March 26, 2014
Kathy Dzewaltowski, observer
Carol Adams, Executive Director of Teaching and Learning, reported that teachers and students have been experiencing problems and glitches in attempting to take online state assessments. The problems are with the source of the testing and are not something the district can address. These particular assessments are a pilot program and won't affect accreditation.
John Armbrust, Governor's Military Council, provided the board with a report on Ft. Riley. Armbrust said that the BRAC process (Base Re-Alignment and Closure) may happen again, with 2017 being the earliest that it would occur. The quality of local schools is one factor that the BRAC evaluates, so Armbrust advised the board to continue to make USD 383 a quality school district. Armbrust also said the U.S. Army will be downsizing, which may result in the loss of 1,200 positions at Ft. Riley. He said that deployments may also slow down, so the loss of 1,200 positions may not have a significant impact on USD 383.
Lew Faust, Director of Business Services, provided the board with information about the impact the recent Kansas Supreme Court ruling may have on USD 383. The decision had two main parts: one addressing equity, and the other addressing adequacy. The adequacy portion was remanded to district court for further evaluation. The equity portion stated that there are wealth-based disparities in capital outlay funds and the supplemental general fund, and the Legislature was given until July 1st to determine how to correct the disparities.
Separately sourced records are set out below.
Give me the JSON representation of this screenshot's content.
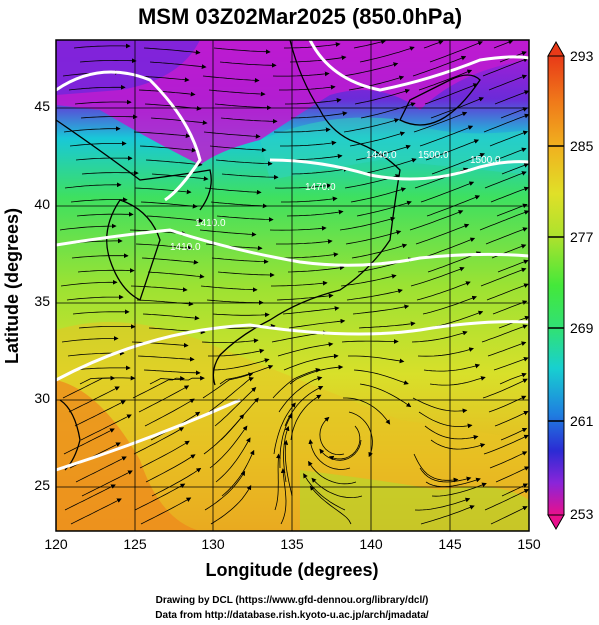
{
  "figure": {
    "title": "MSM 03Z02Mar2025 (850.0hPa)",
    "xlabel": "Longitude (degrees)",
    "ylabel": "Latitude  (degrees)",
    "credit_line1": "Drawing by DCL (https://www.gfd-dennou.org/library/dcl/)",
    "credit_line2": "Data from http://database.rish.kyoto-u.ac.jp/arch/jmadata/"
  },
  "axes": {
    "xticks": [
      "120",
      "125",
      "130",
      "135",
      "140",
      "145",
      "150"
    ],
    "yticks": [
      "25",
      "30",
      "35",
      "40",
      "45"
    ],
    "xrange": [
      120,
      150
    ],
    "yrange": [
      22.4,
      47.6
    ]
  },
  "colorbar": {
    "labels": [
      "293",
      "285",
      "277",
      "269",
      "261",
      "253"
    ],
    "range": [
      253,
      293
    ],
    "colors": [
      "#e8108c",
      "#8a25d9",
      "#2b2bd4",
      "#1f7fe0",
      "#18d0d0",
      "#2fe07a",
      "#44e83a",
      "#a8e22e",
      "#e0e028",
      "#f0b21f",
      "#f07a1a",
      "#e83a18"
    ]
  },
  "contours": {
    "labels": [
      "1500.0",
      "1470.0",
      "1440.0",
      "1410.0",
      "1410.0",
      "1500.0"
    ]
  },
  "chart_data": {
    "type": "heatmap",
    "title": "MSM 03Z02Mar2025 (850.0hPa)",
    "xlabel": "Longitude (degrees)",
    "ylabel": "Latitude  (degrees)",
    "xlim": [
      120,
      150
    ],
    "ylim": [
      22.4,
      47.6
    ],
    "colorbar_range": [
      253,
      293
    ],
    "colorbar_ticks": [
      293,
      285,
      277,
      269,
      261,
      253
    ],
    "contour_values": [
      1410,
      1440,
      1470,
      1500
    ]
  }
}
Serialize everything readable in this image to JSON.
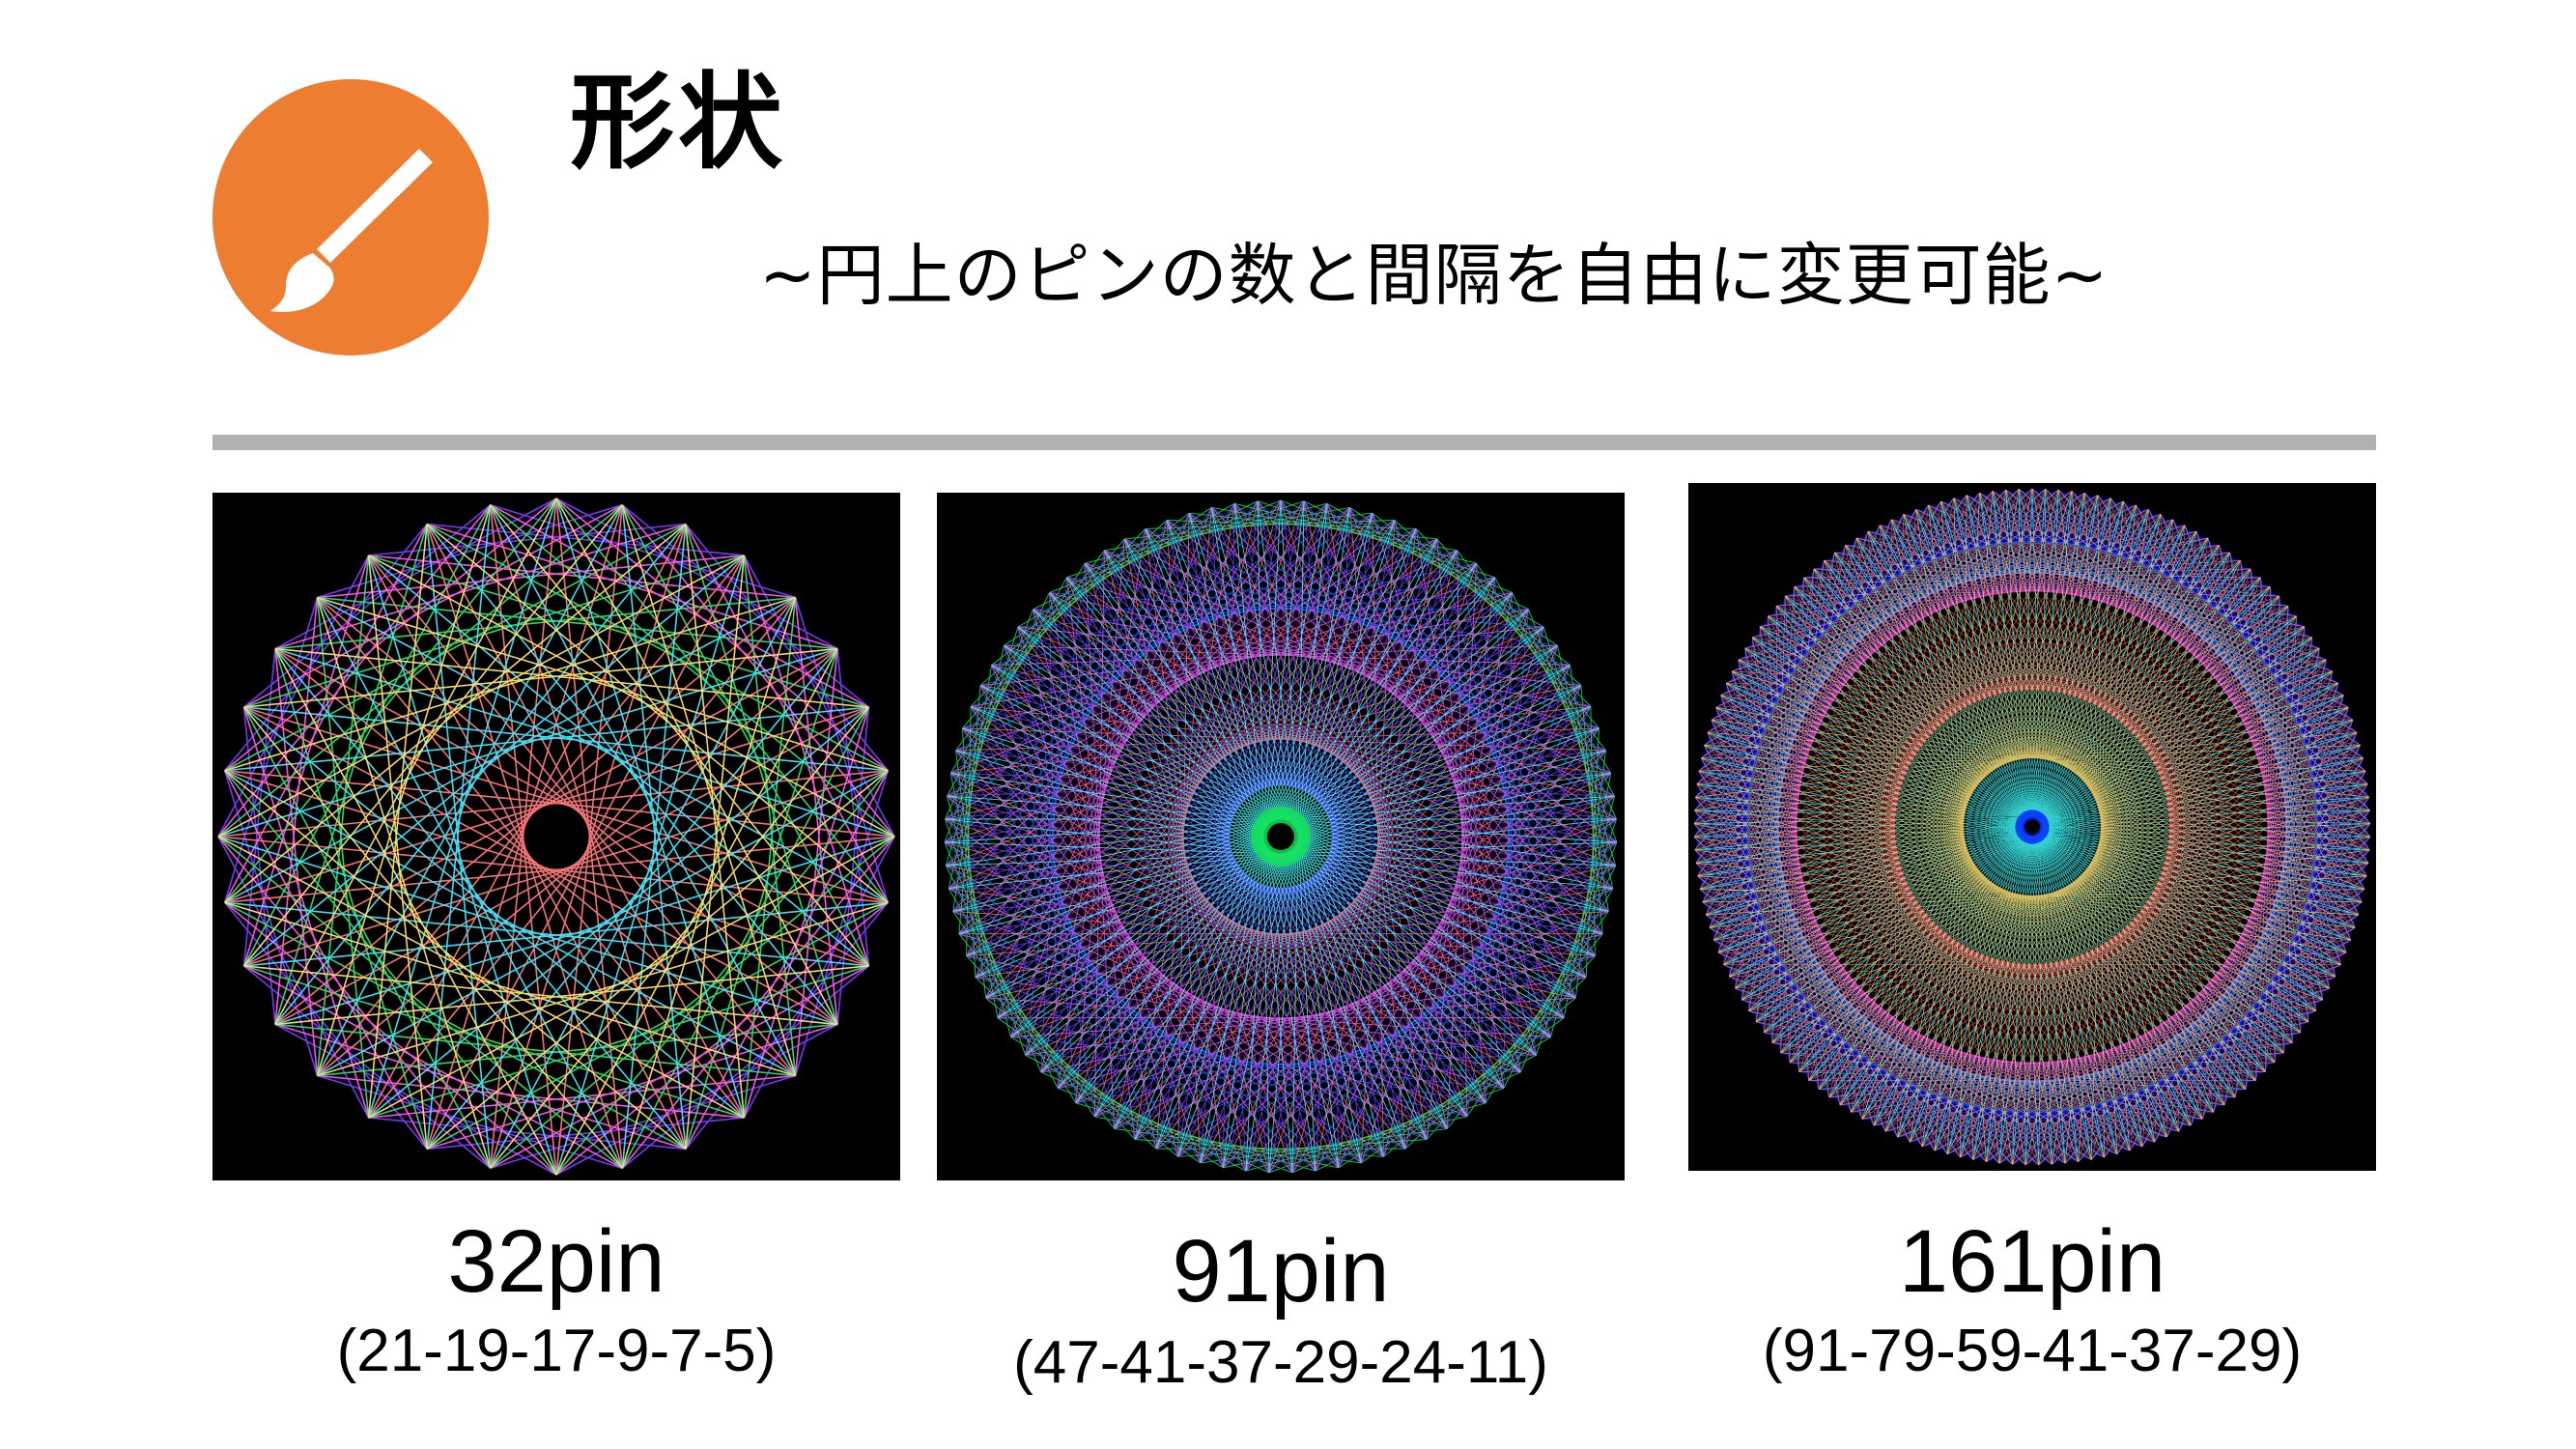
{
  "header": {
    "title": "形状",
    "subtitle": "~円上のピンの数と間隔を自由に変更可能~",
    "icon": "paintbrush-icon",
    "accent_color": "#ed7d31",
    "divider_color": "#b1b1b1"
  },
  "examples": [
    {
      "pin_label": "32pin",
      "sequence": "(21-19-17-9-7-5)"
    },
    {
      "pin_label": "91pin",
      "sequence": "(47-41-37-29-24-11)"
    },
    {
      "pin_label": "161pin",
      "sequence": "(91-79-59-41-37-29)"
    }
  ]
}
USD 383 does not receive any capital outlay equity funding, so that will have no impact on the district. USD 383 could potentially receive $386,000 in equalization funding for the supplemental general fund, which would offset the amount generated by local taxes and allow for a reduction in the mill levy.
Faust also reported that a House bill that was introduced would fully fund the equity requirements, but it also would reduce funding in other areas. A change in the formula for funding transportation will result in a reduction of 15%. At-risk funding would not be provided for students over 19, which will impact the district's programs that allow older students to return and complete their diplomas. The bill also does not mention funding for all-day kindergarten, which had been an initiative of the governor. The net impact on the district will be that the supplemental general mill levy will be able to be reduced, but the district will lose funding for at-risk students and for transportation.
For budget planning purposes, the board received a list of facility maintenance projects, which included items such as roof work, playground resurfacing, new carpeting, etc.